Her own daughter was molested by another relative some years ago, and she supported her in helping to prosecute the young man, who was convicted. But then, he was granted to have another trial, and we don't know for certain that the outcome will again be the same. My point being, she has proved she will bring in officials, even against a relative, if there is reason to believe it would prevail against the offender.
She is also the one who has dealt directly with the girl, so as to be in a position to consider her wishes and willingness or unwillingness to testify.

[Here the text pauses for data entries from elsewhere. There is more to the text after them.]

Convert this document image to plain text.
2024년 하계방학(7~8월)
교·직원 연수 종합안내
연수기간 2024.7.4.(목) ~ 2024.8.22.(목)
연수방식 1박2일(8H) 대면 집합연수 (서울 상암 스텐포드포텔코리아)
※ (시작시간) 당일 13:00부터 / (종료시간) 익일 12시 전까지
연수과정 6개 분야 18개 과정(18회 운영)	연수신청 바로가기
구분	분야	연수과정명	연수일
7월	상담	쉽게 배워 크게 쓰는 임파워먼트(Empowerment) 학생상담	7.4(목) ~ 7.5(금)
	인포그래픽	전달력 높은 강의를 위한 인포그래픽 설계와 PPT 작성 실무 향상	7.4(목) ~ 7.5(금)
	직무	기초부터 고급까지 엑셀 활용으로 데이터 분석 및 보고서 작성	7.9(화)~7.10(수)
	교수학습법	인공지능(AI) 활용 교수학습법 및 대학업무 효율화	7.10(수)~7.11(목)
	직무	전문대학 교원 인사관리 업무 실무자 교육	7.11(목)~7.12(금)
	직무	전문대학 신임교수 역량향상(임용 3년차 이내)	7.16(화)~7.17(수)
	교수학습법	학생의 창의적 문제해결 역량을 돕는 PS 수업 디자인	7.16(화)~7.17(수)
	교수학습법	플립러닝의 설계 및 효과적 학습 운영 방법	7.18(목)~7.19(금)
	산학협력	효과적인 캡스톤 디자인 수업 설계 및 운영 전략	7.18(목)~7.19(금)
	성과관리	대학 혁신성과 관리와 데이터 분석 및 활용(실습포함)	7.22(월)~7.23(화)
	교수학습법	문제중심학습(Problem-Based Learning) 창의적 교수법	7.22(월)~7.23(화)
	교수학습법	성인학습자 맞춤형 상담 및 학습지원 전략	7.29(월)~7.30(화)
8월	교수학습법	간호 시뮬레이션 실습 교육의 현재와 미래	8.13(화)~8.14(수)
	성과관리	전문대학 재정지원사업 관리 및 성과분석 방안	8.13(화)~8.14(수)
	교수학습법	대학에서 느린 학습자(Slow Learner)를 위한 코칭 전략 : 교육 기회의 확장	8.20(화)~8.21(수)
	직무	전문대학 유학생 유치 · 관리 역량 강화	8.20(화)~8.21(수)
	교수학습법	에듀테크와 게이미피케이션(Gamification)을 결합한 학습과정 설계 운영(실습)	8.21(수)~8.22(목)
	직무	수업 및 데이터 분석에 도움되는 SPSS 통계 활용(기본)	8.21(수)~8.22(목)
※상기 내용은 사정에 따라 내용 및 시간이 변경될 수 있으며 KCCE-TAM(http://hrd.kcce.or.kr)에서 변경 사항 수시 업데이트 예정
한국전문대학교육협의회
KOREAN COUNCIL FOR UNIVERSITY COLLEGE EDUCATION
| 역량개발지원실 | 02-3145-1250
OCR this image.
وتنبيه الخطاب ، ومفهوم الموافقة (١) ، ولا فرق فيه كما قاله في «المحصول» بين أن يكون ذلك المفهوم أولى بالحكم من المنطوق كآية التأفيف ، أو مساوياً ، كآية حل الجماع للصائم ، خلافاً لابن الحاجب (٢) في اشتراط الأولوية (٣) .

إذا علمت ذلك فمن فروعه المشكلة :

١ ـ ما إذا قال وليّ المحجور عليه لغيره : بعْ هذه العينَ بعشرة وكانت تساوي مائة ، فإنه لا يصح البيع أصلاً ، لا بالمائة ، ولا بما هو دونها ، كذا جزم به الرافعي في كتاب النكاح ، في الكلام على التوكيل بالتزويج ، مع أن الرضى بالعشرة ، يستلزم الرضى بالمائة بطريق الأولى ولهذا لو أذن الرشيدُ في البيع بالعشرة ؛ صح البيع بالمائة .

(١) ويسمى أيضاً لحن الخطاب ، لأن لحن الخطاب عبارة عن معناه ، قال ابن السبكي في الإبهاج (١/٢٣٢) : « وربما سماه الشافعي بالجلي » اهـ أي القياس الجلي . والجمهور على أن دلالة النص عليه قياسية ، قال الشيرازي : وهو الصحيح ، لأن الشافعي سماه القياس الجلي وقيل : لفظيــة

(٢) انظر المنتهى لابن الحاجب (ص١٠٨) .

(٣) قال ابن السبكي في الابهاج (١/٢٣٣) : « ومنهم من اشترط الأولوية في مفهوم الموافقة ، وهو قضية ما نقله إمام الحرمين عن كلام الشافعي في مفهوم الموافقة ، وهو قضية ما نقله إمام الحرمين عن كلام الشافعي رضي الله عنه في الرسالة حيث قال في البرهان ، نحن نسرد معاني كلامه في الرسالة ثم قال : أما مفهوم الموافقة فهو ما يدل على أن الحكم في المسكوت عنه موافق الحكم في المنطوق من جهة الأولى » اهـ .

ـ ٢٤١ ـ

It's not her actions we are querying.
I deal with Child Protection all the time. It's not my job to decide if the child is truthful but it is my role to report claims of abuse to those who are paid to investigate. If I swept it under the carpet because I didn't believe the child or overlooked it because someone else had taken the child in, I would be culpable.
I had two CP cases in June. One got taken into care and the other went to live with a relative while claims were being investigated. In both cases the child had a better outcome than if we had done nothing. But, and this is the salient point, we protected more children caught up in the stories who had been too scared to speak out.
It is highly unlikely that an abuser is concentrating on only one child. It tends to be a lifelong pattern, until they are stopped.
What is stopping YOU from reporting it, Scholar, you seem to know the details. Having that knowledge and doing nothing is collusion.
I don't know what the rules are in US but over here reports can be made anonimously and they are always investigated.